Com isto, a própria dinâmica das transformações sociais é reinterpretada. Não há porque explicá-las por uma causalidade externa às estruturas funcionais em que se inscrevem os indivíduos, hipostasiando as mudanças a que dão origem na figura hegeliana do Espírito Absoluto, da luta de classes ou (do outro lado da disputa) na decisão soberana dos grandes homens da história. Se há mudanças, estas se devem ao fato de que, em certas formas de vida, os indivíduos se alinham em grupos funcionais que entram em conflito, empurrando toda rede social para novas configurações estruturais.
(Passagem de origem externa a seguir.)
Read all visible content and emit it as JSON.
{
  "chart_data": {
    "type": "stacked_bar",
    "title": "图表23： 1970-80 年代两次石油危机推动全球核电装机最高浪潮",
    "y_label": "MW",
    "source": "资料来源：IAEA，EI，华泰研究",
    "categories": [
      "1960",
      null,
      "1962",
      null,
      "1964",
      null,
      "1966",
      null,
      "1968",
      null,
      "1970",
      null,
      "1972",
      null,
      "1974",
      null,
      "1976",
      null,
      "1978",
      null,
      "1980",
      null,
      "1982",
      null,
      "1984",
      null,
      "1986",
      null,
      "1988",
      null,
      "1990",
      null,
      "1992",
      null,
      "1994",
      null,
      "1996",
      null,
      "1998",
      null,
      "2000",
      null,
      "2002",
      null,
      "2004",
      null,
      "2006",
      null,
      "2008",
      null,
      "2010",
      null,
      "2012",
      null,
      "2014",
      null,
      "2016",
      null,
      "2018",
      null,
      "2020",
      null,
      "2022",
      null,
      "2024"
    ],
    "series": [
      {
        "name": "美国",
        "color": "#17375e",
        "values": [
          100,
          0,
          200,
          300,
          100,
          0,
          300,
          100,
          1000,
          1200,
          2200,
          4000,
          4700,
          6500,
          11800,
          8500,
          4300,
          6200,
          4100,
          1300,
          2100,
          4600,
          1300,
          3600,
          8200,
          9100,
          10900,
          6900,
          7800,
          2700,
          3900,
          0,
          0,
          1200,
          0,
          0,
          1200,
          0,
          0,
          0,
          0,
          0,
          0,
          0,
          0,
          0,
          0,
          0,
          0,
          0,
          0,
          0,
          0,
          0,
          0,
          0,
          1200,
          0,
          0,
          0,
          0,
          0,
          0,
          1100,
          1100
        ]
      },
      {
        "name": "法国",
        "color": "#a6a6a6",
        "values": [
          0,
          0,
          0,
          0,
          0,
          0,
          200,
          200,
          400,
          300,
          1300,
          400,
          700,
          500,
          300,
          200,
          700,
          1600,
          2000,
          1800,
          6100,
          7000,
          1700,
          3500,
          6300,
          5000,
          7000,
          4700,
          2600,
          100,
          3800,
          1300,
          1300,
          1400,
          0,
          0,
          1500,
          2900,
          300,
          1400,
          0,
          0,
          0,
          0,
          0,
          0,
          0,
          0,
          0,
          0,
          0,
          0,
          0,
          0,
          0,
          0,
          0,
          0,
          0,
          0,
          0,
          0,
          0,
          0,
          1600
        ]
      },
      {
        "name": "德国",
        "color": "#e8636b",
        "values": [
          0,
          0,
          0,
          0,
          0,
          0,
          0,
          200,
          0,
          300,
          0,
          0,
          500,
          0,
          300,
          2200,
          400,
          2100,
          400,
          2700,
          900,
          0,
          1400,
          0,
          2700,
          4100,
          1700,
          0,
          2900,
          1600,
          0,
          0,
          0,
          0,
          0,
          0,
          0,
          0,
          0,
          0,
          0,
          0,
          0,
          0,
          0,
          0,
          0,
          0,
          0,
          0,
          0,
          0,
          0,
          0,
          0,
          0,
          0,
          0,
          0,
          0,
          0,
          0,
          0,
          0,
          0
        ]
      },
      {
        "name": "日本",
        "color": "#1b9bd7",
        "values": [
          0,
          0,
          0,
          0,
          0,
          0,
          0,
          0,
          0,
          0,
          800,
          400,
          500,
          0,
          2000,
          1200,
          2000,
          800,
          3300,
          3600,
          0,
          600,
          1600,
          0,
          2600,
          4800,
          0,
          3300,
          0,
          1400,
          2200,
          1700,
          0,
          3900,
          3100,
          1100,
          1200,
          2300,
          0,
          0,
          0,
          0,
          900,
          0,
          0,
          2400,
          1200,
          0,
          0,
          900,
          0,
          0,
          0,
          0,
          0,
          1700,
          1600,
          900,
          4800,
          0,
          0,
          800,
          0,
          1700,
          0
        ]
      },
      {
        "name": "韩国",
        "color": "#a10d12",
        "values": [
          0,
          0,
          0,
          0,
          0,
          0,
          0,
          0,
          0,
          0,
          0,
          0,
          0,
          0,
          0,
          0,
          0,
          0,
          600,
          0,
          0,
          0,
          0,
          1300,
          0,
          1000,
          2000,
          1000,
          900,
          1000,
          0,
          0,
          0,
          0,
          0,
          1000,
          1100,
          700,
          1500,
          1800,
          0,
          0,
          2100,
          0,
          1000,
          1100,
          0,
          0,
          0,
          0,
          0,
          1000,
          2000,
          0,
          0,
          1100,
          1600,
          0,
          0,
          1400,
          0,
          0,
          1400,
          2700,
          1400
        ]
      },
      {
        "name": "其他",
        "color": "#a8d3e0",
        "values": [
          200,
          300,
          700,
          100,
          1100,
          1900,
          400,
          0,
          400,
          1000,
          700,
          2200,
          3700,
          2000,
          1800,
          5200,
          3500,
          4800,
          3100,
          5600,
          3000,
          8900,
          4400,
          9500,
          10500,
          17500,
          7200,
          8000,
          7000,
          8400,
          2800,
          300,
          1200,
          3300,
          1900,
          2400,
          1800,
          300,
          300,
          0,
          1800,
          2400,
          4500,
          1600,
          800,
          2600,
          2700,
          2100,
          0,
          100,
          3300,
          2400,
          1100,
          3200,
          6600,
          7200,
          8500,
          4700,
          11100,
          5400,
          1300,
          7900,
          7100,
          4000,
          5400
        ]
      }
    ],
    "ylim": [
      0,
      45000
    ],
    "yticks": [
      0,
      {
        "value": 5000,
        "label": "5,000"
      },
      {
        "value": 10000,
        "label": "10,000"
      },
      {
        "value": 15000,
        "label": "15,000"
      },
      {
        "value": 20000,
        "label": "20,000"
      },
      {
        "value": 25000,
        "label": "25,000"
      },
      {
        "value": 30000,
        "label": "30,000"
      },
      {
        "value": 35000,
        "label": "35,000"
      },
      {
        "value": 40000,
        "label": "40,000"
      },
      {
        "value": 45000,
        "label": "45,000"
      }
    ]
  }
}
Veja-se, a este respeito, A Sociedade da Corte e O Processo Civilizador, onde Elias examina a modernização da sociedade ocidental, perseguindo o desenvolvimento da imagem que os indivíduos fazem de si mesmos em função dos realinhamentos estruturais que pontuam suas identidades sociais.
No fundo, a própria oposição entre indivíduo e sociedade é fruto da imagem que o homem moderno tem de si mesmo. Sub-repticiamente, tal imagem se converte em premissa da investigação sociológica, orientando a compreensão das relações entre indivíduo e sociedade. Elias reencontra seu ponto de partida: a conversão da sociologia numa metafísica que substancializa indivíduo ou sociedade decorre do estruturamento social do indivíduo moderno. A antinomia entre coletivistas e individualistas, portanto, dissolve-se numa disputa ideológica –que, o autor o reconhece, possui uma enorme eficácia social. Manobra ousada, para sorte do leitor: a um só tempo, faz de Elias crítico do dogmatismo sem alinhá-lo nas fileiras do positivismo.